Les principales complications postopératoires (pouvant être minimisées) sont la récidive de l’hyperthyroïdie et l’hypocalcémie, associées à l’hypoparathyroïdisme [1, 3, 7].
Deux techniques principales existent : les procédures intracapsulaire (ouverture de la capsule et retrait de la glande) et extracapsulaire (retrait en masse de la capsule et de la glande).
Aucune étude comparative n’a démontré la supériorité d’une de ces méthodes concernant les risques d’hypocalcémie postopératoire. Cependant, la technique extracapsulaire entraîne, en général, moins de récidives postopératoires [1].
Le choix du type de traitement repose sur la prise en compte de nombreux paramètres : individuels, souhaits du propriétaire, disponibilité des techniques, etc. (tableau 5).
L’intervention chirurgicale est choisie par défaut lorsqu’un traitement à l’iode radioactive n’est pas disponible, en cas de difficultés pour l’administration quotidienne d’un médicament (chat difficile, propriétaire âgé, etc.) et/ou lors de réactions secondaires au traitement médical. L’intervention chirurgicale doit s’effectuer chez un animal qui ne présente pas de maladies sous-jacentes révélées lors du retour à l’état euthyroïdien via un traitement médical préalable. Dans le cas où le chat ne supporte pas l’euthyroïdie, une approche au cas par cas est essentielle. Le propriétaire doit alors être prévenu que le pronostic vital de l’animal est très réservé.
Bien que l’hyperthyroïdie féline soit une maladie connue des vétérinaires, son traitement reste souvent fondé sur des automatismes, alors qu’une approche systémique globale (figure complémentaire sur www.WK-Vet.fr) associée à une démarche individualisée permettrait au praticien d’effectuer un choix thérapeutique plus adapté au cas. La voie pharmaceutique, la radiothérapie et la chirurgie offrent chacune leur lot d’avantages et d’inconvénients. Et si le traitement à l’iode radioactif est actuellement le gold standard, la chirurgie représente aussi, dans certains cas, une solution alternative définitive.
(1) Médicament humain.
→ Pour palper un goitre, le chat doit être maintenu assis, les pattes avant immobilisées par une main et la nuque légèrement tendue. Le pouce et l’index de l’examinateur de part et d’autre de la trachée progressent du larynx jusqu’au manubrium (photo). L’élargissement, quoique non pathognomonique, est facilement décelable et peut être la cause de signes de compression locale (dysphagie, dyspnée, toux, altération de la phonation) [8].
→ Il convient de prendre garde à l’hyperextension de la nuque, auquel cas les lobes thyroïdiens pourraient ne plus être palpables.
→ Le traitement par injection d’iode radioactif reste le traitement de référence de l’hyperthyroïdie féline.

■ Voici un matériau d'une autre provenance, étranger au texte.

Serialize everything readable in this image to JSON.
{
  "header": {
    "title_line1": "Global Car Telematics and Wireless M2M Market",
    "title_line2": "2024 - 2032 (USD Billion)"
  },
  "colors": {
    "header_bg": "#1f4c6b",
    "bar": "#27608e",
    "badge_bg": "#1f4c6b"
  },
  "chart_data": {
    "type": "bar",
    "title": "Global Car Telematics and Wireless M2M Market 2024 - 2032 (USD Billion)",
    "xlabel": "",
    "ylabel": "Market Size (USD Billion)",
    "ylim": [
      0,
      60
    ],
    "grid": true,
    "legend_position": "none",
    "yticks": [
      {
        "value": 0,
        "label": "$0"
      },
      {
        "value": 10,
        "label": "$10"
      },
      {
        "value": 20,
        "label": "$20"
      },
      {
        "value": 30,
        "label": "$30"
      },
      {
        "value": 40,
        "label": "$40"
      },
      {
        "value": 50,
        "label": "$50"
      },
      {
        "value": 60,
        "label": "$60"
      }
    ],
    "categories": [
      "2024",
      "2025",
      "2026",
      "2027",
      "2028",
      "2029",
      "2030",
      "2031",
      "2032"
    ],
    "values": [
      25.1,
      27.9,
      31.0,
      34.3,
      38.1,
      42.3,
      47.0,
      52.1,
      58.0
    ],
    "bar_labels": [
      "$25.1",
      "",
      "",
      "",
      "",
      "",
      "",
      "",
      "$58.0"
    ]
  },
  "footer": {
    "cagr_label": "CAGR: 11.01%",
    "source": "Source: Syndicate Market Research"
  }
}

Cependant, son accès et son coût en sont des facteurs limitants.
→ Il convient d’éviter l’hyperextension de la nuque lors de la palpation, auquel cas les lobes thyroïdiens pourraient ne plus être palpables.
→ Un traitement réversible est requis avant toute intervention définitive.
→ Le Félimazole® (méthimazole) est utilisé à la dose de 2,5 à 5 mg/kg per os, deux fois par jour pendant les 3 premières semaines.